How would you describe what “home” means to you? When do you feel most engaged in a “community”? If you struggle to answer those questions, imagine a federal agency trying to define what “home” and “community” mean for the purposes of important public benefits. That is essentially the task that the Centers for Medicare & Medicaid Services (CMS) set for itself several years ago as it began the long path to its recently released rule related to home- and community-based services (HCBS) funded under the Medicaid program.
For many years, AARP and other organizations representing older people and people with disabilities who need long-term services and supports (LTSS) have argued against the institutional bias of the Medicaid program and for more HCBS options. Such options have increased in response to federal incentives and state policy decisions. But as resources have shifted to more HCBS, concern has grown that some services called HCBS retain an institutional feel.
Distinguishing HCBS from institutional proved to be particularly difficult for residential services like assisted living where people live and receive services in settings with other people with disabilities. CMS tried different approaches in several rounds of proposed rules, receiving thousands of comments along the way from states, providers, and organizations representing both older adults and people with disabilities. CMS summarized its evolution through this process:
“In this final rule, CMS is moving away from defining home and community-based settings by ‘what they are not,’ and toward defining them by the nature and quality of individuals’ experiences. The home and community-based setting provisions in this final rule establish a more outcome-oriented definition of home and community-based settings, rather than one based solely on a setting’s location, geography, or physical characteristics.”
As measures of individuals’ experiences, all settings receiving HCBS funding must be integrated in their communities and support access to community activities, respect individual choices regarding service options and providers, and ensure individual rights to privacy, dignity, respect and freedom from restraint. In addition, in provider-owned or provider-controlled residential settings, residents must have:
• Leases or similar consumer protections;
• Private rooms or choice of roommates in shared units;
• Control over their own schedules and access to food;
• The ability to have visitors of their choosing at any time; and
• A physically accessible setting.
These requirements can be waived only under a person-centered service plan that is reviewed regularly. In addition, settings on the campus of a public institution are presumed to be institutional unless they are proven to meet the standards of HCBS through heightened scrutiny.

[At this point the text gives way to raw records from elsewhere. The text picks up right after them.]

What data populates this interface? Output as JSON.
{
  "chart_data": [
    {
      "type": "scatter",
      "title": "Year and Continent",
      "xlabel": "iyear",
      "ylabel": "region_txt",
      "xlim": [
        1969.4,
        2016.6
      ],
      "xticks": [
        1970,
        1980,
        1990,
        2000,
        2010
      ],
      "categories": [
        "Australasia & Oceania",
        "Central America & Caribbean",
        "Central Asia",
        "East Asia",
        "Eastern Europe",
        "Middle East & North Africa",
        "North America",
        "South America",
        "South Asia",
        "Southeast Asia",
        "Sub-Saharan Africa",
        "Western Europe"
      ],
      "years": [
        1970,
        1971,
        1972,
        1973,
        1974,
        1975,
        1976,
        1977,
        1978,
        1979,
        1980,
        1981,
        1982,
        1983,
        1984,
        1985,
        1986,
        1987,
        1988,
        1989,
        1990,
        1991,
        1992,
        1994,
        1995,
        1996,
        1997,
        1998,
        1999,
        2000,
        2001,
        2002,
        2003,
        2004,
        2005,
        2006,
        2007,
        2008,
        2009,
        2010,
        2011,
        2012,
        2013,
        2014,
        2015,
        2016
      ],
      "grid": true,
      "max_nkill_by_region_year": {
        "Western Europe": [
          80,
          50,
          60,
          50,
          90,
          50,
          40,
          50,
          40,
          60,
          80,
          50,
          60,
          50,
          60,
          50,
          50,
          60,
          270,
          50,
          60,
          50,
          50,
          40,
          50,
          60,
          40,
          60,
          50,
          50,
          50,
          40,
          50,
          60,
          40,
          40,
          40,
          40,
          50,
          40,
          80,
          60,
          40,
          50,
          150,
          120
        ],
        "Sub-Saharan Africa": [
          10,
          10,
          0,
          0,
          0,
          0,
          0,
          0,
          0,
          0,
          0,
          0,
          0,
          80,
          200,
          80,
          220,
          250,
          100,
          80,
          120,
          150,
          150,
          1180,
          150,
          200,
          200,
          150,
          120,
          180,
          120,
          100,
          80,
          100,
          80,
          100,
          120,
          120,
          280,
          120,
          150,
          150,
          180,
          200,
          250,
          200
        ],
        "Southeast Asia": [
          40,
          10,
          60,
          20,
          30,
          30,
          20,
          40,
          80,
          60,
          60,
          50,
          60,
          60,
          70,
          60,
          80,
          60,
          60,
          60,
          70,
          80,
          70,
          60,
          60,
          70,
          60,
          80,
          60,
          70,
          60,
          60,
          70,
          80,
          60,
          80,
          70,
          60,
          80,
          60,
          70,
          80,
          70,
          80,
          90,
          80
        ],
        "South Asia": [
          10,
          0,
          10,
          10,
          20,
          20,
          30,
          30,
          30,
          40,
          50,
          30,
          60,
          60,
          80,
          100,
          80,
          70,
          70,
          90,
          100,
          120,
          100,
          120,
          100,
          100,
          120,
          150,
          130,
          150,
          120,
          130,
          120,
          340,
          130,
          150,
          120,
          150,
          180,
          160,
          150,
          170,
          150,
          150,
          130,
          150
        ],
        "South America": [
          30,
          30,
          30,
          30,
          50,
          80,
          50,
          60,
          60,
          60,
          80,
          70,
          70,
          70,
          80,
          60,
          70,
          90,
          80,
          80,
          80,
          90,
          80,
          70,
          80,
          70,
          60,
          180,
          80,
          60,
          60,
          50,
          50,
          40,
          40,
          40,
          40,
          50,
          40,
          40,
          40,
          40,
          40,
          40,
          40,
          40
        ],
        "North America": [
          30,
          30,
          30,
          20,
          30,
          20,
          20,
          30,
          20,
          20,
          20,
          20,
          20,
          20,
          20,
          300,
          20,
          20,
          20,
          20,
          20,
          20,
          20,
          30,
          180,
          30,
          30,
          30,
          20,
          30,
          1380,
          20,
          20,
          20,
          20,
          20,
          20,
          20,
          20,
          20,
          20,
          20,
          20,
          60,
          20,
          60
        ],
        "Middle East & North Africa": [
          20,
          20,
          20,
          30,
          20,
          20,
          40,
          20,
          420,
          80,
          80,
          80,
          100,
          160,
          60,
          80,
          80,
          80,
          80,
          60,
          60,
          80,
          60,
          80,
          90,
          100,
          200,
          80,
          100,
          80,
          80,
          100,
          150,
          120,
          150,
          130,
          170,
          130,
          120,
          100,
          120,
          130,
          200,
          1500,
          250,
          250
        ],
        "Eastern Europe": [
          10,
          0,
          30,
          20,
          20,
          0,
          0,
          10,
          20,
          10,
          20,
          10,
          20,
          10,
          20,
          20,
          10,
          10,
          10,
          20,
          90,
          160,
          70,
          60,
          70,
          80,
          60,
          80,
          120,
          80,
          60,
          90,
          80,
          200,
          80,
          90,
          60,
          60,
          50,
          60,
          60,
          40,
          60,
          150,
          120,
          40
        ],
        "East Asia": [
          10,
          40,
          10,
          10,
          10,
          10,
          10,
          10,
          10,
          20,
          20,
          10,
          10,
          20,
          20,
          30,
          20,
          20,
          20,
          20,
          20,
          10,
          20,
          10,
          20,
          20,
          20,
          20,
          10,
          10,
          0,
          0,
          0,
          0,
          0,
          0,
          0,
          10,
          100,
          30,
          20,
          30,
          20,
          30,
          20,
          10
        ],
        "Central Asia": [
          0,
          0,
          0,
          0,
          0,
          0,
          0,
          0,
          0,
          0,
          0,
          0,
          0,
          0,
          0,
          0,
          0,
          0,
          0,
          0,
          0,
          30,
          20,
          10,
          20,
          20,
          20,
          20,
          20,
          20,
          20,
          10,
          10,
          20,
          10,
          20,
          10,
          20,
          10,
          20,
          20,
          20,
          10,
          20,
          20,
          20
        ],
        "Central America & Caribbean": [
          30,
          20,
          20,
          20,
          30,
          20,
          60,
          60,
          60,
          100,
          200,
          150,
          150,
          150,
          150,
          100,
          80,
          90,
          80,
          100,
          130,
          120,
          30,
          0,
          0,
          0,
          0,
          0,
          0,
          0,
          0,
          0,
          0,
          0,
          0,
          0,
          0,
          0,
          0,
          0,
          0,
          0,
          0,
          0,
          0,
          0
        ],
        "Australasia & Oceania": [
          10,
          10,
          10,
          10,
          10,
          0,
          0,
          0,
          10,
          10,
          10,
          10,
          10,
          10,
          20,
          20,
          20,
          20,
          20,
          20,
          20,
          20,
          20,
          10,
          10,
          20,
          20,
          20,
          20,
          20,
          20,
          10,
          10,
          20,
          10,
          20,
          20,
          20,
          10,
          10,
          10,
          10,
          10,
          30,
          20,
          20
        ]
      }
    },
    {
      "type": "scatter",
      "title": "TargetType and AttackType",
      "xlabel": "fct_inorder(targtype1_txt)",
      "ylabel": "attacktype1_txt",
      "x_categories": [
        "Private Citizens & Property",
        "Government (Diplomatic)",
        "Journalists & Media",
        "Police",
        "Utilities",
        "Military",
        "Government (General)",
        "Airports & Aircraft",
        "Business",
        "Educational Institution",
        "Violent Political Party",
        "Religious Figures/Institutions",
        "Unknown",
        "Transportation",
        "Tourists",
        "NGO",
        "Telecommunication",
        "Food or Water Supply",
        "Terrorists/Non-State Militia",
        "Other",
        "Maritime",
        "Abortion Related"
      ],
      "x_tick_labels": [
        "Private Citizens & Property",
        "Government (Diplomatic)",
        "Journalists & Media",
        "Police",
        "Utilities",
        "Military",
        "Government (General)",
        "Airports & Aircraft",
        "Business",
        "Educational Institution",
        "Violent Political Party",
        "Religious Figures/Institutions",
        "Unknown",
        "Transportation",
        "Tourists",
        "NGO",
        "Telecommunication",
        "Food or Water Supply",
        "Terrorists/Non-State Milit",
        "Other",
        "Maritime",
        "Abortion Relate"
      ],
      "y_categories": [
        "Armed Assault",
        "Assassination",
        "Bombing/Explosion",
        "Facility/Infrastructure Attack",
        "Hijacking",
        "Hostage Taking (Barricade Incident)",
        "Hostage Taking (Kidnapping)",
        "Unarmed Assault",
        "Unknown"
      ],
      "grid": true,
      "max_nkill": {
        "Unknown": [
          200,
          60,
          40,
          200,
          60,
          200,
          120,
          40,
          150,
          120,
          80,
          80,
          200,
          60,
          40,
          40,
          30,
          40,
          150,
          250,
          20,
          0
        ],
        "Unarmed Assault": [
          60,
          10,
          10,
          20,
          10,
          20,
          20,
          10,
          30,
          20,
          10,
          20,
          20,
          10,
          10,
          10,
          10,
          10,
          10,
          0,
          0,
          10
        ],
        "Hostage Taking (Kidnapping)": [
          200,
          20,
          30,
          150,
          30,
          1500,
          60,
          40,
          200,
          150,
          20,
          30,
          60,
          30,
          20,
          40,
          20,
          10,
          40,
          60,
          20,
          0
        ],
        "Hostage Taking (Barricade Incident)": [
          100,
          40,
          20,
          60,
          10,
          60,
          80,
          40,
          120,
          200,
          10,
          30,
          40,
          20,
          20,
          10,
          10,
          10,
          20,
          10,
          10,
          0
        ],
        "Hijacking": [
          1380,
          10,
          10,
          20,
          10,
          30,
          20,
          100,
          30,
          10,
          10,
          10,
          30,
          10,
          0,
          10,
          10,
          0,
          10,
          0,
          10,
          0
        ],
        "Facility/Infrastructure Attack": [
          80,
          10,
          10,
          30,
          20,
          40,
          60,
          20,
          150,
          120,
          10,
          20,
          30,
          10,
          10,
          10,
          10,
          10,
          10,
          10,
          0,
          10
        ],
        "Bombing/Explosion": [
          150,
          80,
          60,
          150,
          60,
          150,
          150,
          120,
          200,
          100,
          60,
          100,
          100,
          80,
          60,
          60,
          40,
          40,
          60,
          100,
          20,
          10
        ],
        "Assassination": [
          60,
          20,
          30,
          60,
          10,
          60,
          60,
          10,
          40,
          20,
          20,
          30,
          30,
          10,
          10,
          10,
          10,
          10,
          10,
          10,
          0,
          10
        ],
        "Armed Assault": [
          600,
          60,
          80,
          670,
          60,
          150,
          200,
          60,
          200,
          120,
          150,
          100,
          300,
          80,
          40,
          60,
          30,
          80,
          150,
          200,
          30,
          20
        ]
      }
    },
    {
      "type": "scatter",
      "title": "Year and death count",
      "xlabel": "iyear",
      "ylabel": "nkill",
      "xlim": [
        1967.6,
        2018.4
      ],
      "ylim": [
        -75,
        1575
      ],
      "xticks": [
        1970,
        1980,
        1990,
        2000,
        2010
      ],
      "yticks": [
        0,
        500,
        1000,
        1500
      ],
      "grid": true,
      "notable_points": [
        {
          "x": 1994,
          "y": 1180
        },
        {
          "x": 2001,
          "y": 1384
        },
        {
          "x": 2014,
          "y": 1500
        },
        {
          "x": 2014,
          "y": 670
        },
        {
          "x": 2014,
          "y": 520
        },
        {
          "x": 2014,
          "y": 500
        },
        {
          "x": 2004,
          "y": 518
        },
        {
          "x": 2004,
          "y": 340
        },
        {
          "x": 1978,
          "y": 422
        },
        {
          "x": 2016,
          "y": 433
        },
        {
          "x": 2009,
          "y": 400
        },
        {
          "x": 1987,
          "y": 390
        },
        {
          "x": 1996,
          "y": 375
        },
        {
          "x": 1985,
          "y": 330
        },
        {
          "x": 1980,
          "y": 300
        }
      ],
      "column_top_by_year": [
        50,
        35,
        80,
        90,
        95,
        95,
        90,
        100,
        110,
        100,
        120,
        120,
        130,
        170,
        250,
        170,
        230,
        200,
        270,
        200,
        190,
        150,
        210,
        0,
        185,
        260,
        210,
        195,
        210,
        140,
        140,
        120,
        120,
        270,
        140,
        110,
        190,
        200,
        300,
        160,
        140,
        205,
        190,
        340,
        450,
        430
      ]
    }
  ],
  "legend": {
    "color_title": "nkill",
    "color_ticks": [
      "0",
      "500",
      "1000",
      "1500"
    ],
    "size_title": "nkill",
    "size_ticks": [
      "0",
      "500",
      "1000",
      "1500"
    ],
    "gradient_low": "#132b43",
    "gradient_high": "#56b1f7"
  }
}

Operationalizing and enforcing these concepts will require states to take a more active role in promoting more choice and control by consumers over the services they receive. Much will depend on further guidance regarding features such as person-centered service planning requirements that should empower consumers and their families in the choices they make among settings and services. But, despite their differences along the way, most stakeholders appear hopeful that CMS has charted a workable path that honors what consumers want most in their homes and communities.
Don Redfoot is a senior strategic policy adviser with the AARP Public Policy Institute, where he works on issues related to long-term services and supports.